I'm also not formatting this because it takes forever. But we can see that check_and_handle_underfull appears, at least superficially, to be the culprit.

danielmewes · 2012-11-16T09:33:41Z

There's light at the end of the tunnel.

I have what I believe to be a fix. Currently in testing...

danielmewes · 2012-11-16T10:37:17Z

Okaaay. I don't understand the full nature of this problem nor of the fix. So the fix might well be incomplete. It might have side-effects (though I cannot think of any).

First, this is what fixes the problem for me:
in mirrored.cc, method mc_inner_buf_t::allocate, the else case, right behind "inner_buf->data_token.reset();", add the following lines:

...
inner_buf->snap_refcount = 0;
inner_buf->block_sequence_id = NULL_BLOCK_SEQUENCE_ID;
inner_buf->data_token.reset();

// Is this the fix?
inner_buf->writeback_buf().set_dirty(true);
inner_buf->writeback_buf().set_recency_dirty(true);
inner_buf->writeback_buf().set_needs_flush(true);

return inner_buf;
...

I'm unsure whether the set_recency_dirty and set_needs_flush are required. The last one is important for patches only, which seem to be disabled by default.

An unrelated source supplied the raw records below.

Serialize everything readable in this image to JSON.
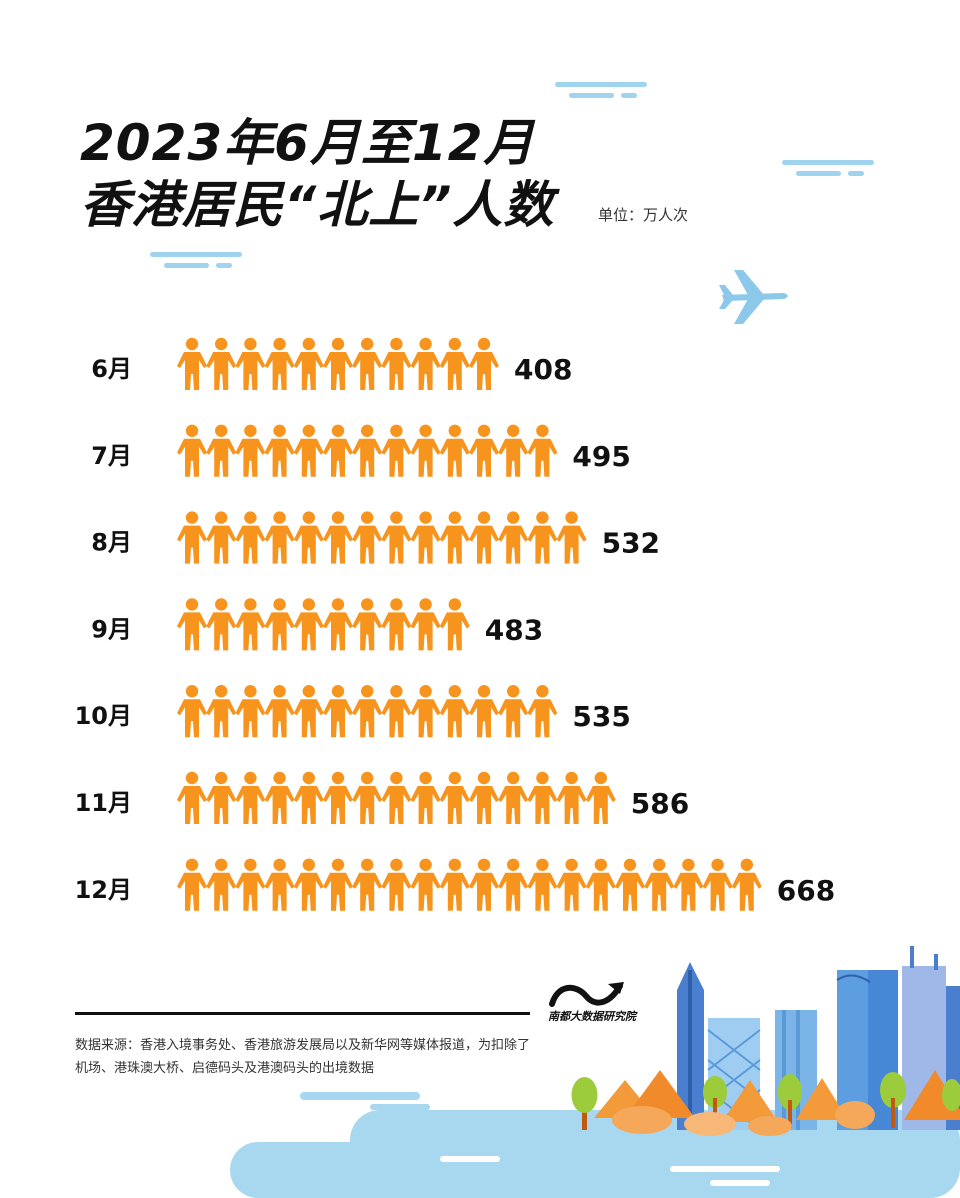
{
  "header": {
    "title_line1": "2023年6月至12月",
    "title_line2": "香港居民“北上”人数",
    "unit": "单位：万人次"
  },
  "footer": {
    "logo_text": "南都大数据研究院",
    "source_line1": "数据来源：香港入境事务处、香港旅游发展局以及新华网等媒体报道，为扣除了",
    "source_line2": "机场、港珠澳大桥、启德码头及港澳码头的出境数据"
  },
  "colors": {
    "icon": "#f7941d",
    "text": "#111111",
    "accent_cloud": "#9fd3ee"
  },
  "icons": {
    "person": "person-icon",
    "plane": "airplane-icon"
  },
  "chart_data": {
    "type": "bar",
    "orientation": "horizontal",
    "pictogram": "person-icon",
    "categories": [
      "6月",
      "7月",
      "8月",
      "9月",
      "10月",
      "11月",
      "12月"
    ],
    "values": [
      408,
      495,
      532,
      483,
      535,
      586,
      668
    ],
    "icon_counts": [
      11,
      13,
      14,
      10,
      13,
      15,
      20
    ],
    "title": "2023年6月至12月 香港居民“北上”人数",
    "unit": "单位：万人次"
  }
}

I didn't test if it is required with patches enabled or not, but it shouldn't hurt either I think.

Ok, here's a bit of background for this part of the code. It is all from my memories, so things might have slightly changed or I might mix up some details. Anyway, let's start with what happens when you delete a block.

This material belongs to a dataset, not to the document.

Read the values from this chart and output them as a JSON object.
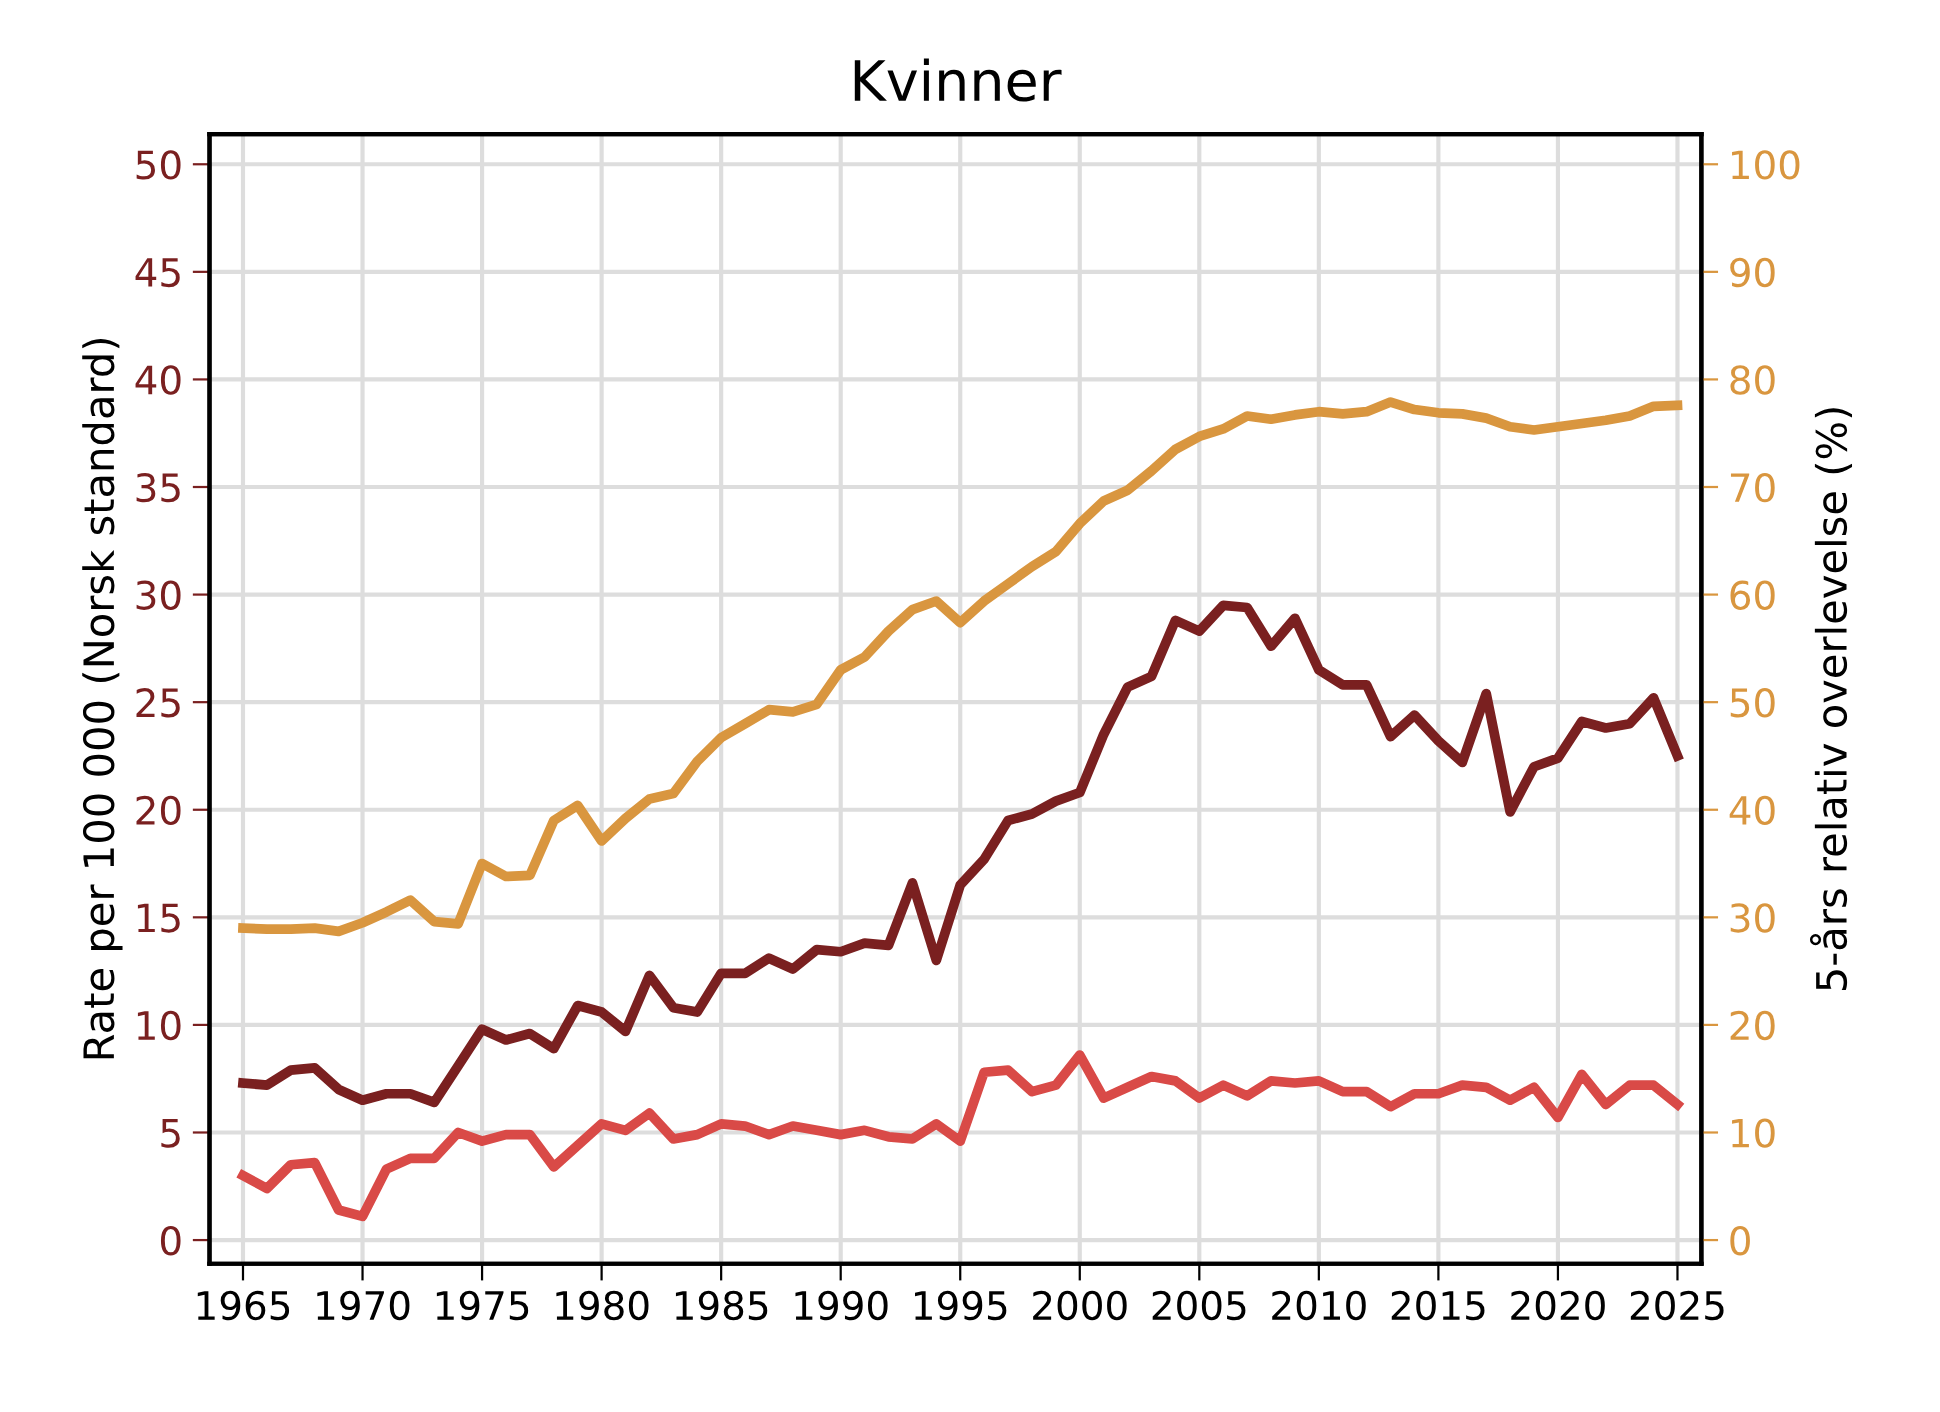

You acquire a lock on the buf and set the do_delete flag to true.
When you release the buf (mc_buf_lock_t::release()), the command to delete is passed on to the writeback, which later passes it on to the serializer. This happens though the line "inner_buf->writeback_buf().mark_block_id_deleted()".
Important: When the writeback happens, and the writeback sees that the block is tagged for deletion, it releases the block id (writeback_t::do_concurrent_flush()).
Now we should also delete the inner_buf, because the block associated with it has been deleted. However things get more complicated here, and that is due to snapshots:
If there are snapshots of the buffer around (inner_buf->safe_to_unload() returns false then), we cannot delete the inner_buf from memory yet. The snapshots are still using it, even though the most current version has been deleted. So we have to stick with it for a little (or much) longer.
Let's say somebody else now allocates a new block. We assume that the writeback for the deleted block has already gone through, so that someone has a chance to get the block id of the block that was previously deleted. And this is what the else-branch in mc_inner_buf_t::allocate is all about. If this happens, we don't actually create a new inner_buf (which wouldn't work, because for each block_id we can only have one inner_buf in the cache at any time). We instead reset the existing one (that merely contains snapshots at this point), so it can be re-used.
Now what my change from above does is that it makes sure that in such a case, the re-used block gets serialized during the next writeback, thereby also undoing the deletion in the serializer.

However this shouldn't be necessary. First we don't seem to set_dirty in the other alternative, where we allocate a fresh inner_buf. And that one doesn't seem to cause any problems. Second, everybody who allocates a fresh block should also initialize it before releasing the lock on it. When it gets initialized (either by applying patches or through get_data_major_write() ), set_dirty should be called anyway.
This is what I don't understand, and why this fix might not actually fix the right thing. I'm passing this to @jdoliner to investigate further. (I might also have another look later)

A last note:
One might suggest: Why can't we wait with marking the block_id_deleted() until the inner_buf is completely released (including all of its snapshots)? This would simplify stuff a lot, wouldn't it?
Unfortunately we cannot. The reason for this is that the last transaction that releases the buffer might not be the write transaction (the one that marked the inner_buf for deletion in the first place). It might be just a regular non-privileged snapshot or rwi_read_outdated_ok transaction. If such a read-only transaction would tell the writeback to delete a block, terrible things could happen. Primarily, it wouldn't synchronize with the flush lock and could mess up a running writeback. Many other pieces of code might break in subtle ways if read transactions suddenly trigger writebacks.
(Something related answers @srh 's comment in mirrored.cc "// TODO(sam): Shouldn't these already be set somehow?" No, we cannot because then the block_id would be freed even though there's still a mc_buf_lock_t in rwi_write mode held on the current version of the block. The next one who needs a new block might then get the same block id where somebody else is still holding a write lock on. Scary...)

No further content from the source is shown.